If your http://example.com/ is running on the same server, there will be an internal redirect that is invisible to the client. From the manual:
Absolute URL
If an absolute URL is specified, mod_rewrite checks to see whether the hostname matches the current host. If it does, the scheme and hostname are stripped out and the resulting path is treated as a URL-path. Otherwise, an external redirect is performed for the given URL. To force an external redirect back to the current host, see the [R] flag below.
if the absolute URL points to a remote domain, a header redirect will be performed. A header redirect is visible to the client and will reveal the sensitive location.
To make sure no external redirect takes place, specify a relative URL like
RewriteRule obscure-alias\.js sensitive.js
Note that the sensitive JS file's URL can still be guessed.
To find out whether a request results in a header redirect, log in onto a terminal (eg. on a Linux server) and do
wget --server-response http://www.example.com
If the first HTTP/.... line (there may be more than one) is something that begins with a 3xx, like
HTTP request sent, awaiting response...
HTTP/1.1 302 Moved Temporarily
you are looking at a header redirect.
Possible using proxy throughput.
See http://httpd.apache.org/docs/2.4/rewrite/proxy.html
Also alluded to here as well: mod_rewrite not working as internal proxy

How can I transparently rewrite an old host url to a new host url?

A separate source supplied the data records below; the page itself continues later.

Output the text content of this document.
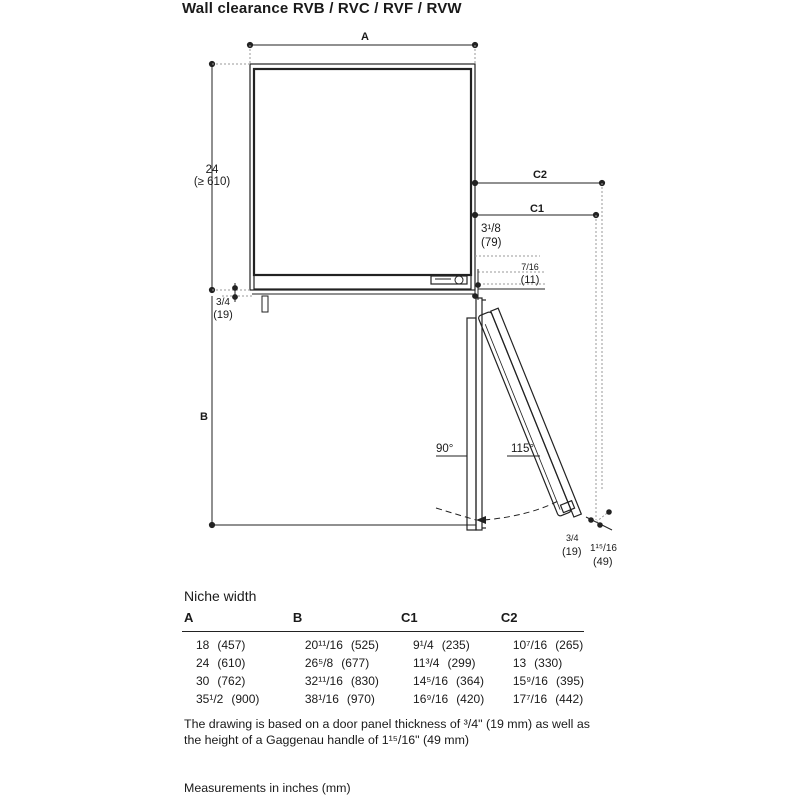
Wall clearance RVB / RVC / RVF / RVW
A
24
(≥ 610)
3/4
(19)
B
C2
C1
3¹/8
(79)
7/16
(11)
90°	115°
3/4
(19) 1¹⁵/16
(49)
Niche width
A	B	C1	C2

18 (457)	20¹¹/16 (525)	9¹/4 (235)	10⁷/16 (265)
24 (610)	26⁵/8 (677)	11³/4 (299)	13 (330)
30 (762)	32¹¹/16 (830)	14⁵/16 (364)	15⁹/16 (395)
35¹/2 (900)	38¹/16 (970)	16⁹/16 (420)	17⁷/16 (442)
The drawing is based on a door panel thickness of ³/4" (19 mm) as well as
the height of a Gaggenau handle of 1¹⁵/16" (49 mm)
Measurements in inches (mm)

I have two apache virtual hosts within the same domain (and on same physical system):
old.example.com
new.example.com
I'd like to be able to transparently rewrite or map certain old url's to new. Example:
A request for http://old.example.com/foo would actually result in a request for http://new.example.com/foo
I want the http client (browser) to be unaware of the rewrite...in other words, I'm not looking to redirect. And, I only want to rewrite specific url's.

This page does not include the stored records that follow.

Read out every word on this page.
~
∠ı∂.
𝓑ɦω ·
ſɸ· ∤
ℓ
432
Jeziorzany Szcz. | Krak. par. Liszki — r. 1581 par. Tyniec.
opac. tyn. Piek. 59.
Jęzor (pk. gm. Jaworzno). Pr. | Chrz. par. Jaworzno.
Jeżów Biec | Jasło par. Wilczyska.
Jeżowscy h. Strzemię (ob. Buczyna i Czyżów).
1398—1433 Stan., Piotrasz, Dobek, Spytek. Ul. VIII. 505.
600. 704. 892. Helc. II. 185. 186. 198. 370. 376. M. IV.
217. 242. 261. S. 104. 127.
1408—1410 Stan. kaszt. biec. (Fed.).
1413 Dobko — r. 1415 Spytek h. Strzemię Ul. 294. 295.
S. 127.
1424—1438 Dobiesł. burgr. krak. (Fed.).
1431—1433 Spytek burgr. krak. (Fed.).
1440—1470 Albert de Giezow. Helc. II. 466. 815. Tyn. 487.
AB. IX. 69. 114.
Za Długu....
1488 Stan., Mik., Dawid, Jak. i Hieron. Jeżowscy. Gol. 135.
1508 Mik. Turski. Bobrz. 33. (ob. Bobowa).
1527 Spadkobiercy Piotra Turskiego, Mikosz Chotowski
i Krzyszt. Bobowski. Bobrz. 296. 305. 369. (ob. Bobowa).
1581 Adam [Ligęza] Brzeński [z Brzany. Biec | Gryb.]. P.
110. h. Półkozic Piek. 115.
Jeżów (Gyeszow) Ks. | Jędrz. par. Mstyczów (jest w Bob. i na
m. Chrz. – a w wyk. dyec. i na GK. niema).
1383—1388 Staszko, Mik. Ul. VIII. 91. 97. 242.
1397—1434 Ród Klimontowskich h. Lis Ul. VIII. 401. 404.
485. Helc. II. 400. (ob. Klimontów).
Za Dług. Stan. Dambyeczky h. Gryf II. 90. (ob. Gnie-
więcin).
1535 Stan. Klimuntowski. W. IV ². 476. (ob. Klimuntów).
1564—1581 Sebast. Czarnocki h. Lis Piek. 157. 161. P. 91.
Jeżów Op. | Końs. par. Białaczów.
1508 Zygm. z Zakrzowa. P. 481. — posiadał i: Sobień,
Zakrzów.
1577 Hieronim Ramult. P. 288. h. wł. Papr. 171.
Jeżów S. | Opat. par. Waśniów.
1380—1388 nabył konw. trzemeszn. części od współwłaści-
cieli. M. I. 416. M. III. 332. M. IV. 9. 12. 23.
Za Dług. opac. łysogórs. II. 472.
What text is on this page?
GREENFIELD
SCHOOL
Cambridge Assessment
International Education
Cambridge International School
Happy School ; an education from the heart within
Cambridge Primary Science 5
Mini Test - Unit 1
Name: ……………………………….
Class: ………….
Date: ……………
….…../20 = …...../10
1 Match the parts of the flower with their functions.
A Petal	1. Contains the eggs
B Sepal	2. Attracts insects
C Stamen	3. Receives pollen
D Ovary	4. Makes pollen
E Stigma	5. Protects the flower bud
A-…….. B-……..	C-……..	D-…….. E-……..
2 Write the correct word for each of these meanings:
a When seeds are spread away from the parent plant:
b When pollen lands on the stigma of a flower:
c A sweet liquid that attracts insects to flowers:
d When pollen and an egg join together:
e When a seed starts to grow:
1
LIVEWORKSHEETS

What can I add to either the virtual host or htaccess file(s) to accomplish this?
I guess you could set up your virtual hosts via mod_rewrite and then simply add those rewriting steps to the configuration.
If, however, all you are trying to do is to re-use some things you have in the file system, without any magic in your config files, I would use symbolic links instead. (I have no idea if there are any equivalents for windows servers, though.)
I found the answer here: http://httpd.apache.org/docs/2.0/misc/rewriteguide.html in the section titled Dynamic Mirror. I added this to my htaccess on http://old.example.com :
RewriteEngine on
RewriteBase /
RewriteRule ^foo http://new.example.com/foo [P]
The feature flag P tells the rule to use Proxy Throughput.